11.292: [GC (Allocation Failure) 11.292: [ParNew: 306686K->34048K(306688K), 0.0857219 secs] 971599K->779148K(2063104K), 0.0857875 secs] [Times: user=0.26 sys=0.04, real=0.09 secs]
12.140: [GC (Allocation Failure) 12.140: [ParNew: 306688K->34046K(306688K), 0.0821774 secs] 1051788K->856120K(2063104K), 0.0822400 secs] [Times: user=0.25 sys=0.03, real=0.08 secs]
12.989: [GC (Allocation Failure) 12.989: [ParNew: 306686K->34048K(306688K), 0.1086667 secs] 1128760K->931412K(2063104K), 0.1087416 secs] [Times: user=0.24 sys=0.04, real=0.11 secs]
13.098: [GC (CMS Initial Mark) [1 CMS-initial-mark: 897364K(1756416K)] 936667K(2063104K), 0.0041705 secs] [Times: user=0.02 sys=0.00, real=0.00 secs]
13.102: [CMS-concurrent-mark-start]
13.341: [CMS-concurrent-mark: 0.238/0.238 secs] [Times: user=0.36 sys=0.01, real=0.24 secs]
13.341: [CMS-concurrent-preclean-start]
13.350: [CMS-concurrent-preclean: 0.009/0.009 secs] [Times: user=0.03 sys=0.00, real=0.01 secs]
13.350: [CMS-concurrent-abortable-preclean-start]
13.878: [GC (Allocation Failure) 13.878: [ParNew: 306688K->34047K(306688K), 0.0960456 secs] 1204052K->1010638K(2063104K), 0.0961542 secs] [Times: user=0.29 sys=0.04, real=0.09 secs]
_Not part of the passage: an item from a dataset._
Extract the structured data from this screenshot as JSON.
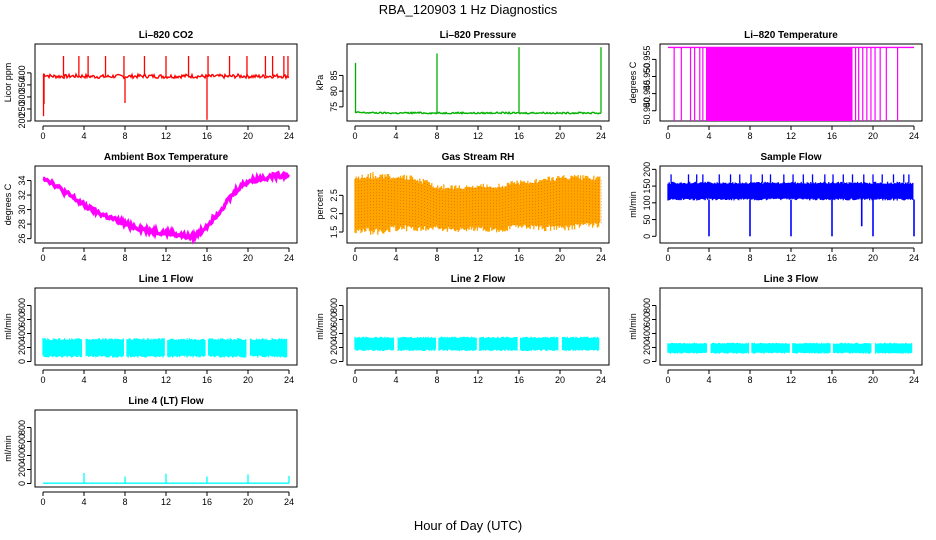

14.366: [CMS-concurrent-abortable-preclean: 0.917/1.016 secs] [Times: user=2.22 sys=0.07, real=1.01 secs]
14.366: [GC (CMS Final Remark) [YG occupancy: 182593 K (306688 K)]14.366: [Rescan (parallel) , 0.0291598 secs]14.395: [weak refs processing, 0.0000232 secs]14.395: [class unloading, 0.0117661 secs]14.407: [scrub symbol table, 0.0015323 secs]14.409: [scrub string table, 0.0003221 secs][1 CMS-remark: 976591K(1756416K)] 1159184K(2063104K), 0.0462010 secs] [Times: user=0.14 sys=0.00, real=0.05 secs]
14.412: [CMS-concurrent-sweep-start]
14.633: [CMS-concurrent-sweep: 0.221/0.221 secs] [Times: user=0.37 sys=0.00, real=0.22 secs]
14.633: [CMS-concurrent-reset-start]
14.636: [CMS-concurrent-reset: 0.002/0.002 secs] [Times: user=0.00 sys=0.00, real=0.00 secs]
Based on this information we can see that after 12 Minor GC runs ‘something different’ indeed started happening. But instead of two Full GC runs, this ‘different thing’ was in reality just a single GC running in Old generation and consisting of different phases:
- Initial Mark phase, spanning for 0.0041705 seconds or approximately 4ms. This phase is a stop-the-world event stopping all application threads for initial marking.
- Markup and Preclean phases. were executed concurrently with the application threads.
- Final Remark phase, spanning for 0.0462010 seconds or approximately 46ms. This phase is again stop-the-world event.
- Sweep operation was executed concurrently, without stopping the application threads.
So what we see from the actual garbage collection logs is that, instead of two Full GC operations, just one Major GC cleaning Old space was actually executed.
If you were after latency then the data revealed by jstat would have led you towards correct decisions. It correctly listed the two stop-the-world events totaling 50ms affecting the latency for all the active threads at that very moment. But if you were trying to optimize for throughput, you would have been misguided – listing just the stop-the-world initial mark and final remark phases, the jstat output completely hides the concurrent work being done.